Glaucoma is a group of optic neuropathies characterized by a progressive degeneration of retina ganglion cells (RGCs) and their axons that precedes functional changes detected on the visual field. The macular ganglion cell complex (GCC), available in commercial Fourier-domain optical coherence tomography, allows the quantification of the innermost retinal layers that are potentially involved in the glaucomatous damage, including the retinal nerve fiber (RNFL), ganglion cell and inner plexiform layers. The average GCC thickness and its related parameters represent a reliable biomarker in detecting preperimetric glaucomatous damage. The most accurate GCC parameters are represented by average and inferior GCC thicknesses, and they can be associated with progressive visual field loss. Although the diagnostic accuracy increases with more severe glaucomatous damage and higher signal strength values, it is not affected by increasing axial length, resulting in a more accurate discrimination of glaucomatous damage in myopic eyes with respect to the traditional RNFL thickness. The analysis of the structure-function relationship revealed a good agreement between the loss in retinal sensitivity and GCC thickness. The use of a 10-2° visual field grid, adjusted for the anatomical RGCs displacement, describes more accurately the relationship between RGCs thickness and visual field sensitivity loss.

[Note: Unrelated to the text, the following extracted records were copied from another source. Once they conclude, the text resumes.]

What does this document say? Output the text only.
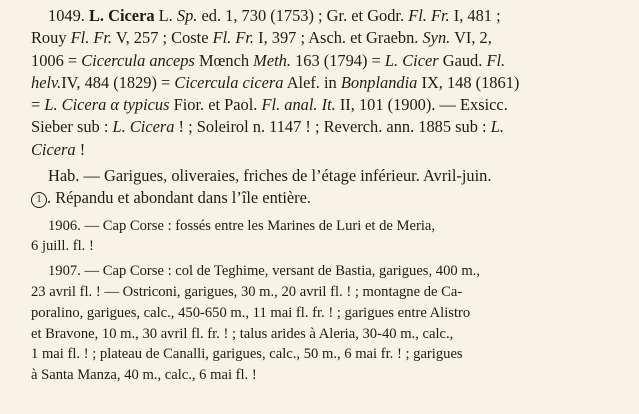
1049. L. Cicera L. Sp. ed. 1, 730 (1753) ; Gr. et Godr. Fl. Fr. I, 481 ;
Rouy Fl. Fr. V, 257 ; Coste Fl. Fr. I, 397 ; Asch. et Graebn. Syn. VI, 2,
1006 = Cicercula anceps Mœnch Meth. 163 (1794) = L. Cicer Gaud. Fl.
helv.IV, 484 (1829) = Cicercula cicera Alef. in Bonplandia IX, 148 (1861)
= L. Cicera α typicus Fior. et Paol. Fl. anal. It. II, 101 (1900). — Exsicc.
Sieber sub : L. Cicera ! ; Soleirol n. 1147 ! ; Reverch. ann. 1885 sub : L.
Cicera !

Hab. — Garigues, oliveraies, friches de l’étage inférieur. Avril-juin.
1 . Répandu et abondant dans l’île entière.

1906. — Cap Corse : fossés entre les Marines de Luri et de Meria,
6 juill. fl. !

1907. — Cap Corse : col de Teghime, versant de Bastia, garigues, 400 m.,
23 avril fl. ! — Ostriconi, garigues, 30 m., 20 avril fl. ! ; montagne de Ca-
poralino, garigues, calc., 450-650 m., 11 mai fl. fr. ! ; garigues entre Alistro
et Bravone, 10 m., 30 avril fl. fr. ! ; talus arides à Aleria, 30-40 m., calc.,
1 mai fl. ! ; plateau de Canalli, garigues, calc., 50 m., 6 mai fr. ! ; garigues
à Santa Manza, 40 m., calc., 6 mai fl. !
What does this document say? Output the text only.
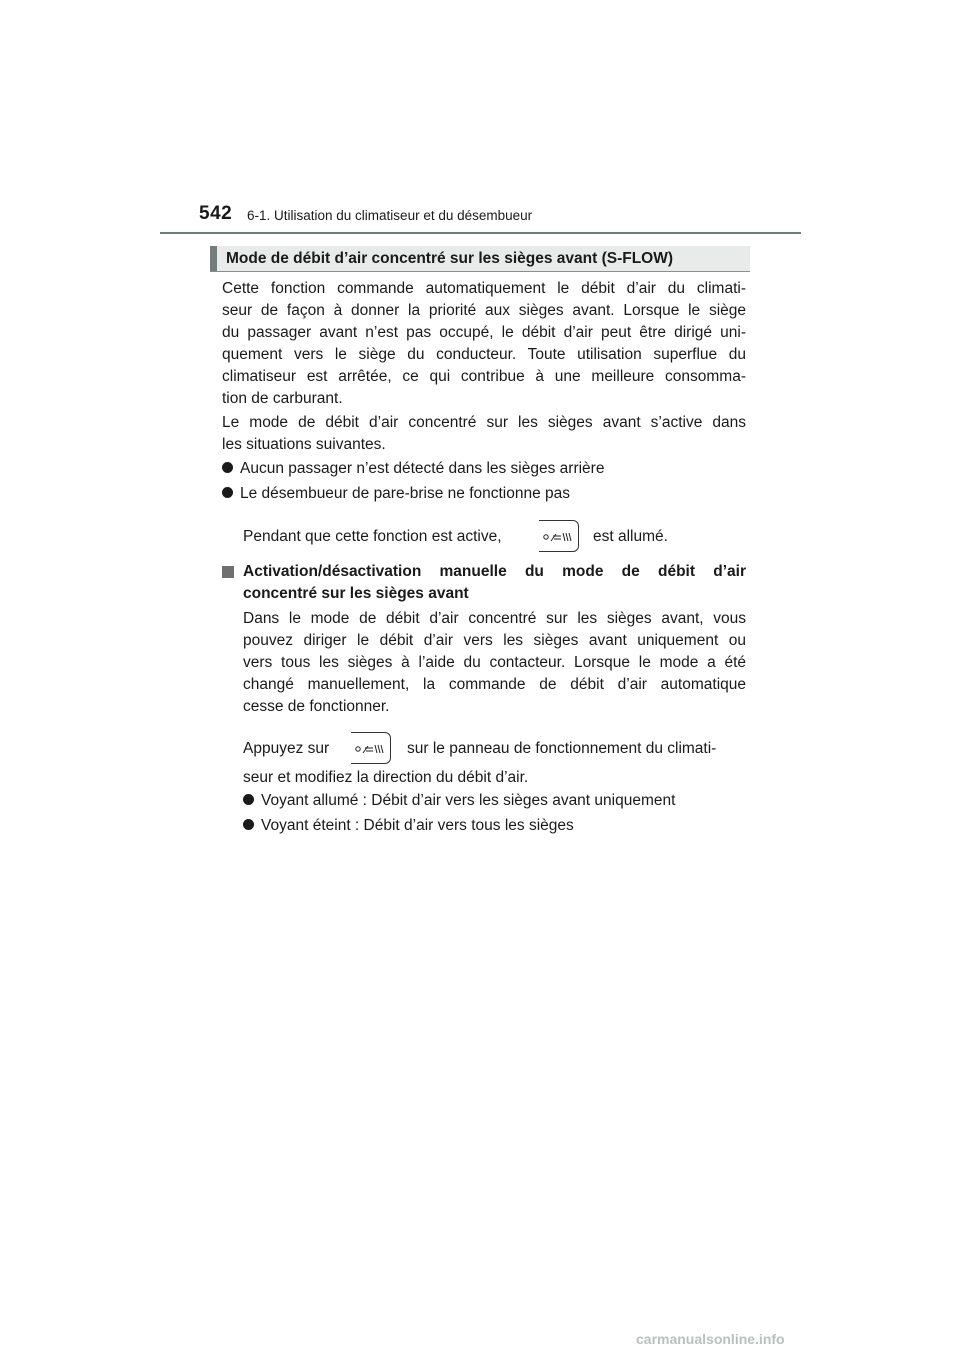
542 6-1. Utilisation du climatiseur et du désembueur
Mode de débit d’air concentré sur les sièges avant (S-FLOW)
Cette fonction commande automatiquement le débit d’air du climati-
seur de façon à donner la priorité aux sièges avant. Lorsque le siège
du passager avant n’est pas occupé, le débit d’air peut être dirigé uni-
quement vers le siège du conducteur. Toute utilisation superflue du
climatiseur est arrêtée, ce qui contribue à une meilleure consomma-
tion de carburant.
Le mode de débit d’air concentré sur les sièges avant s’active dans
les situations suivantes.
Aucun passager n’est détecté dans les sièges arrière
Le désembueur de pare-brise ne fonctionne pas
Pendant que cette fonction est active,	est allumé.
Activation/désactivation manuelle du mode de débit d’air
concentré sur les sièges avant
Dans le mode de débit d’air concentré sur les sièges avant, vous
pouvez diriger le débit d’air vers les sièges avant uniquement ou
vers tous les sièges à l’aide du contacteur. Lorsque le mode a été
changé manuellement, la commande de débit d’air automatique
cesse de fonctionner.
Appuyez sur	sur le panneau de fonctionnement du climati-
seur et modifiez la direction du débit d’air.
Voyant allumé : Débit d’air vers les sièges avant uniquement
Voyant éteint : Débit d’air vers tous les sièges
carmanualsonline.info
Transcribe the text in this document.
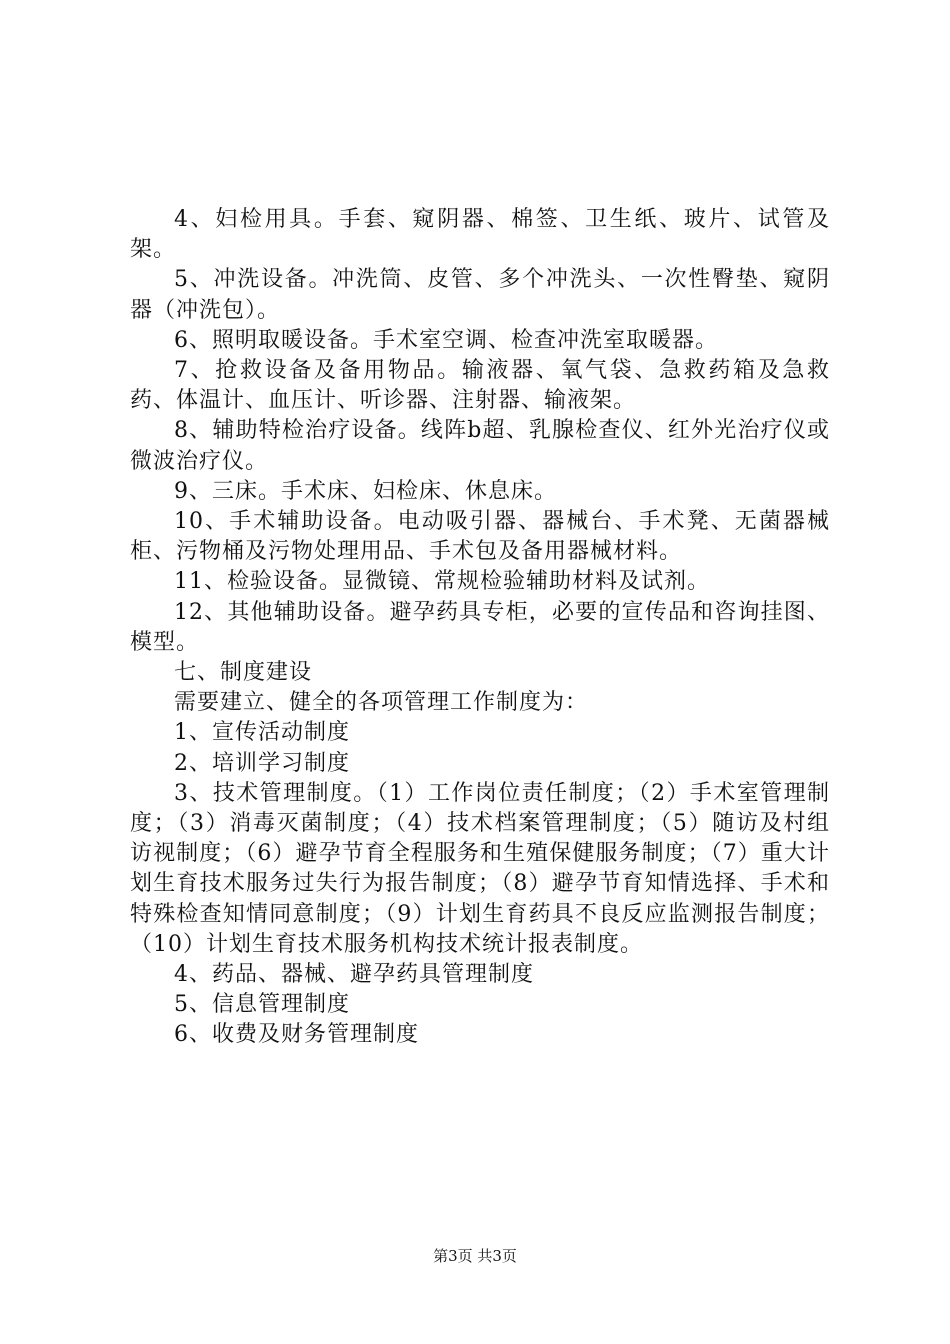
4、妇检用具。手套、窥阴器、棉签、卫生纸、玻片、试管及架。

5、冲洗设备。冲洗筒、皮管、多个冲洗头、一次性臀垫、窥阴器（冲洗包）。

6、照明取暖设备。手术室空调、检查冲洗室取暖器。

7、抢救设备及备用物品。输液器、氧气袋、急救药箱及急救药、体温计、血压计、听诊器、注射器、输液架。

8、辅助特检治疗设备。线阵b超、乳腺检查仪、红外光治疗仪或微波治疗仪。

9、三床。手术床、妇检床、休息床。

10、手术辅助设备。电动吸引器、器械台、手术凳、无菌器械柜、污物桶及污物处理用品、手术包及备用器械材料。

11、检验设备。显微镜、常规检验辅助材料及试剂。

12、其他辅助设备。避孕药具专柜，必要的宣传品和咨询挂图、模型。

七、制度建设

需要建立、健全的各项管理工作制度为：

1、宣传活动制度

2、培训学习制度

3、技术管理制度。（1）工作岗位责任制度；（2）手术室管理制度；（3）消毒灭菌制度；（4）技术档案管理制度；（5）随访及村组访视制度；（6）避孕节育全程服务和生殖保健服务制度；（7）重大计划生育技术服务过失行为报告制度；（8）避孕节育知情选择、手术和特殊检查知情同意制度；（9）计划生育药具不良反应监测报告制度；（10）计划生育技术服务机构技术统计报表制度。

4、药品、器械、避孕药具管理制度

5、信息管理制度

6、收费及财务管理制度

第3页 共3页
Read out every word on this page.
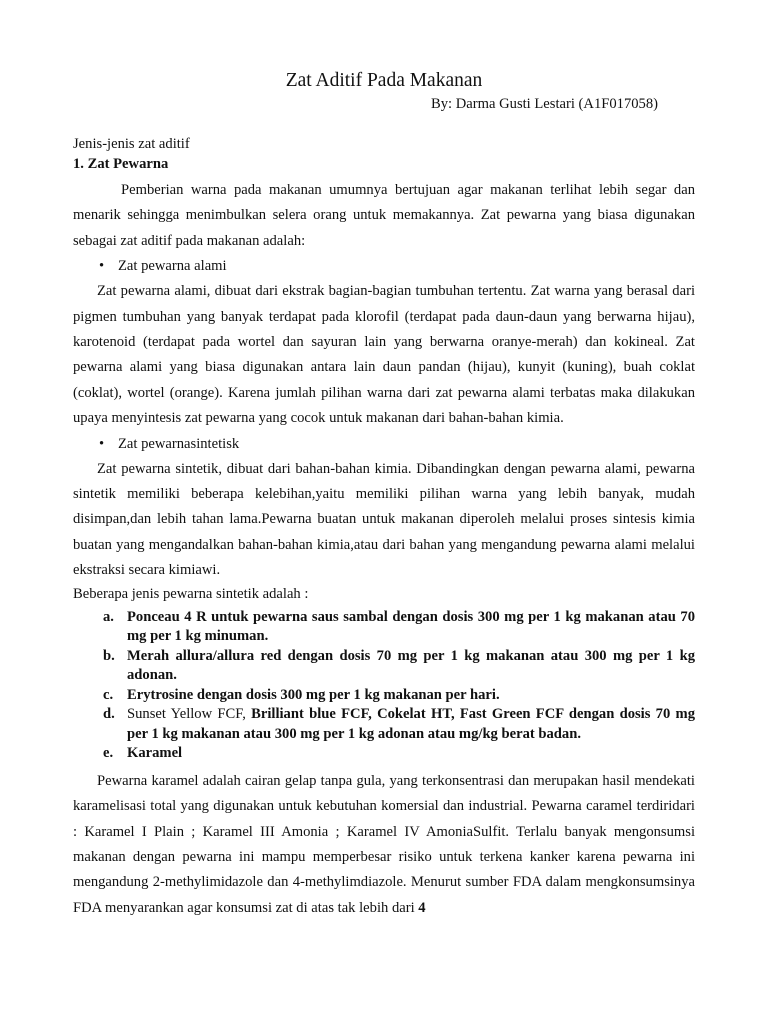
Zat Aditif Pada Makanan

By: Darma Gusti Lestari (A1F017058)

Jenis-jenis zat aditif

1. Zat Pewarna

Pemberian warna pada makanan umumnya bertujuan agar makanan terlihat lebih segar dan menarik sehingga menimbulkan selera orang untuk memakannya. Zat pewarna yang biasa digunakan sebagai zat aditif pada makanan adalah:

• Zat pewarna alami

Zat pewarna alami, dibuat dari ekstrak bagian-bagian tumbuhan tertentu. Zat warna yang berasal dari pigmen tumbuhan yang banyak terdapat pada klorofil (terdapat pada daun-daun yang berwarna hijau), karotenoid (terdapat pada wortel dan sayuran lain yang berwarna oranye-merah) dan kokineal. Zat pewarna alami yang biasa digunakan antara lain daun pandan (hijau), kunyit (kuning), buah coklat (coklat), wortel (orange). Karena jumlah pilihan warna dari zat pewarna alami terbatas maka dilakukan upaya menyintesis zat pewarna yang cocok untuk makanan dari bahan-bahan kimia.

• Zat pewarnasintetisk

Zat pewarna sintetik, dibuat dari bahan-bahan kimia. Dibandingkan dengan pewarna alami, pewarna sintetik memiliki beberapa kelebihan,yaitu memiliki pilihan warna yang lebih banyak, mudah disimpan,dan lebih tahan lama.Pewarna buatan untuk makanan diperoleh melalui proses sintesis kimia buatan yang mengandalkan bahan-bahan kimia,atau dari bahan yang mengandung pewarna alami melalui ekstraksi secara kimiawi.

Beberapa jenis pewarna sintetik adalah :

a. Ponceau 4 R untuk pewarna saus sambal dengan dosis 300 mg per 1 kg makanan atau 70 mg per 1 kg minuman.
b. Merah allura/allura red dengan dosis 70 mg per 1 kg makanan atau 300 mg per 1 kg adonan.
c. Erytrosine dengan dosis 300 mg per 1 kg makanan per hari.
d. Sunset Yellow FCF, Brilliant blue FCF, Cokelat HT, Fast Green FCF dengan dosis 70 mg per 1 kg makanan atau 300 mg per 1 kg adonan atau mg/kg berat badan.
e. Karamel

Pewarna karamel adalah cairan gelap tanpa gula, yang terkonsentrasi dan merupakan hasil mendekati karamelisasi total yang digunakan untuk kebutuhan komersial dan industrial. Pewarna caramel terdiridari : Karamel I Plain ; Karamel III Amonia ; Karamel IV AmoniaSulfit. Terlalu banyak mengonsumsi makanan dengan pewarna ini mampu memperbesar risiko untuk terkena kanker karena pewarna ini mengandung 2-methylimidazole dan 4-methylimdiazole. Menurut sumber FDA dalam mengkonsumsinya FDA menyarankan agar konsumsi zat di atas tak lebih dari 4
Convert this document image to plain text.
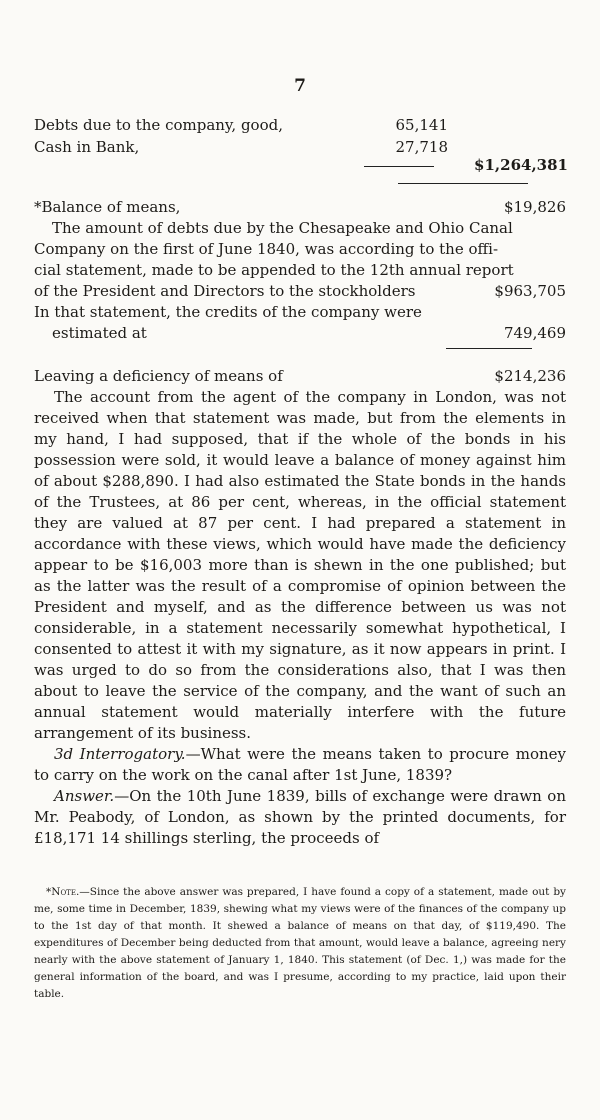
7
Debts due to the company, good,	65,141
Cash in Bank,	27,718
$1,264,381
*Balance of means,	$19,826
The amount of debts due by the Chesapeake and Ohio Canal
Company on the first of June 1840, was according to the offi-
cial statement, made to be appended to the 12th annual report
of the President and Directors to the stockholders	$963,705
In that statement, the credits of the company were
estimated at	749,469
Leaving a deficiency of means of	$214,236

The account from the agent of the company in London, was not received when that statement was made, but from the elements in my hand, I had supposed, that if the whole of the bonds in his possession were sold, it would leave a balance of money against him of about $288,890. I had also estimated the State bonds in the hands of the Trustees, at 86 per cent, whereas, in the official statement they are valued at 87 per cent. I had prepared a statement in accordance with these views, which would have made the deficiency appear to be $16,003 more than is shewn in the one published; but as the latter was the result of a compromise of opinion between the President and myself, and as the difference between us was not considerable, in a statement necessarily somewhat hypothetical, I consented to attest it with my signature, as it now appears in print. I was urged to do so from the considerations also, that I was then about to leave the service of the company, and the want of such an annual statement would materially interfere with the future arrangement of its business.

3d Interrogatory.—What were the means taken to procure money to carry on the work on the canal after 1st June, 1839?

Answer.—On the 10th June 1839, bills of exchange were drawn on Mr. Peabody, of London, as shown by the printed documents, for £18,171 14 shillings sterling, the proceeds of

*Note.—Since the above answer was prepared, I have found a copy of a statement, made out by me, some time in December, 1839, shewing what my views were of the finances of the company up to the 1st day of that month. It shewed a balance of means on that day, of $119,490. The expenditures of December being deducted from that amount, would leave a balance, agreeing nery nearly with the above statement of January 1, 1840. This statement (of Dec. 1,) was made for the general information of the board, and was I presume, according to my practice, laid upon their table.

Keywords: retinal ganglion cells; retinal nerve fiber layer; spectral-domain optical coherence tomography; standard automated perimetry.

Figure 1

Ganglion cell complex (GCC) analysis and segmentation. (A) Thickness map, automatically calculated using RTVue Fourier-domain optical coherence tomography (FD-OCT); (B) Cross-sectional FD-OCT B-scan with segmentation of the GCC. The inset (dotted square) depicts the three anatomical layers included in the GCC analysis: nerve fiber layer (NFL), ganglion cell layer (GCL) and inner plexiform layer (IPL). The traced boundaries for the GCC scan (white arrows) pass from the inner limiting membrane and outer IPL.

Figure 2

Quantification of ganglion cell complex (GCC) using Fourier-domain optical coherence tomography (FD-OCT) in the case of severe glaucomatous ganglion cell loss. Three different colorimetric maps were automatically computed by the FD-OCT software (RTVue-100 software; Optovue, Inc., Fremont, CA). (A) Thickness map, displaying diffuse blue and black colors indicating severe and diffuse loss of GCC thickness. The central black spot indicates the fovea where the ganglion cells are missing. (B) Deviation map, illustrating the percentage of thickness loss with respect to the normative database. Black coloring indicates a GCC loss of 50% or greater. (C) Significance map, displaying the significant thickness change variation from normal, where green represents values within the normal range (p-value 5–95%), yellow indicates borderline results (< 5%) and red represents results outside the normal limits (< 1%); (D) Quantitative indexes calculated by the software, including average thickness, hemifield thicknesses (superior, inferior and intra-eye) and the two pattern-based diagnostic indexes (i.e., focal loss volume [FLV] and global loss volume [GLV]); (E) Cross-sectional B-scan displays the segmentation used for GCC analysis.